Una voz metálica, sobria, comenzó a hablarle como si le conociera, expresándose de forma tan contundente y segura que el caballero no se atrevió a interrumpirla.
– Soy aquel que anunció a María que la Semilla del Divino germinaría en su seno, y quien se apareció en sueños a José para que huyeran de Herodes hacia Egipto. ¿Vais a enfrentaros a mí como lo hizo Jacob? [33]
[32] Del latín, «está entre nosotros».
[33] La pregunta de Gabriel desvela uno de los enigmas más ásperos del Antiguo Testamento. Me refiero, claro está, al pasaje del Génesis (32, 24-32) en el que Jacob se enfrenta durante toda una noche con un ángel. Tras forcejear sin descanso, al llegar el alba el ser divino le pidió al patriarca que le dejara marcharse.
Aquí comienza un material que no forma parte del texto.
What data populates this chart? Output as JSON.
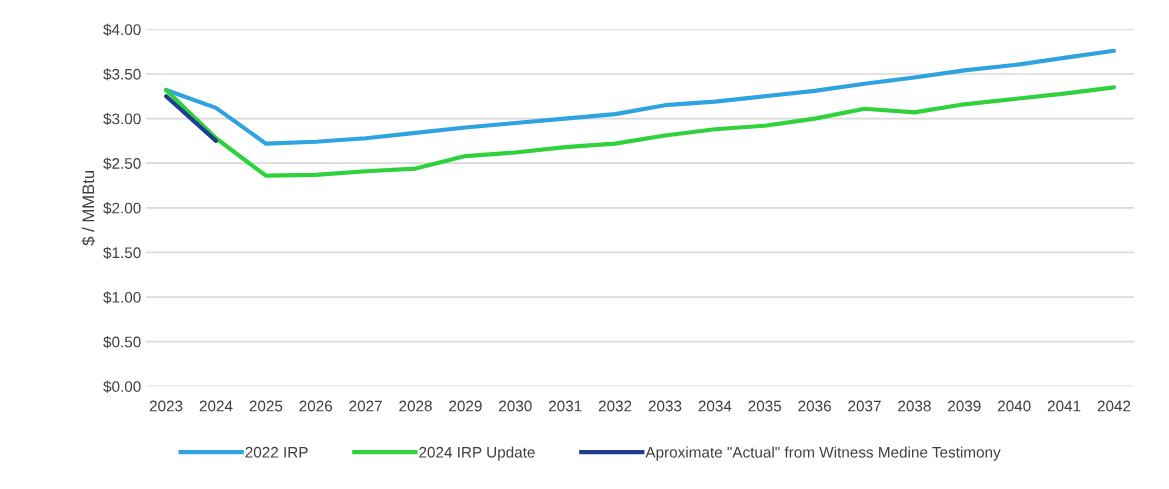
{
  "chart_data": {
    "type": "line",
    "ylabel": "$ / MMBtu",
    "categories": [
      "2023",
      "2024",
      "2025",
      "2026",
      "2027",
      "2028",
      "2029",
      "2030",
      "2031",
      "2032",
      "2033",
      "2034",
      "2035",
      "2036",
      "2037",
      "2038",
      "2039",
      "2040",
      "2041",
      "2042"
    ],
    "series": [
      {
        "name": "2022 IRP",
        "color": "#2ea3e0",
        "values": [
          3.32,
          3.12,
          2.72,
          2.74,
          2.78,
          2.84,
          2.9,
          2.95,
          3.0,
          3.05,
          3.15,
          3.19,
          3.25,
          3.31,
          3.39,
          3.46,
          3.54,
          3.6,
          3.68,
          3.76
        ]
      },
      {
        "name": "2024 IRP Update",
        "color": "#2fd23c",
        "values": [
          3.32,
          2.78,
          2.36,
          2.37,
          2.41,
          2.44,
          2.58,
          2.62,
          2.68,
          2.72,
          2.81,
          2.88,
          2.92,
          3.0,
          3.11,
          3.07,
          3.16,
          3.22,
          3.28,
          3.35
        ]
      },
      {
        "name": "Aproximate \"Actual\" from Witness Medine Testimony",
        "color": "#1d3f8f",
        "values": [
          3.25,
          2.75,
          null,
          null,
          null,
          null,
          null,
          null,
          null,
          null,
          null,
          null,
          null,
          null,
          null,
          null,
          null,
          null,
          null,
          null
        ]
      }
    ],
    "ylim": [
      0,
      4
    ],
    "yticks": [
      {
        "value": 0,
        "label": "$0.00"
      },
      {
        "value": 0.5,
        "label": "$0.50"
      },
      {
        "value": 1,
        "label": "$1.00"
      },
      {
        "value": 1.5,
        "label": "$1.50"
      },
      {
        "value": 2,
        "label": "$2.00"
      },
      {
        "value": 2.5,
        "label": "$2.50"
      },
      {
        "value": 3,
        "label": "$3.00"
      },
      {
        "value": 3.5,
        "label": "$3.50"
      },
      {
        "value": 4,
        "label": "$4.00"
      }
    ],
    "grid": "y",
    "legend": "bottom",
    "marker": "none",
    "line_style": "solid"
  }
}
Éste consintió sólo si era bendecido por el extraño y le revelaba su identidad. El ángel accedió a lo primero, pero no a lo segundo, y le dijo: «No te llamarás en adelante Jacob, sino Israel, pues has luchado con Dios y con hombres y has vencido». Como digo, se trata de uno de los episodios más misteriosos de la Biblia.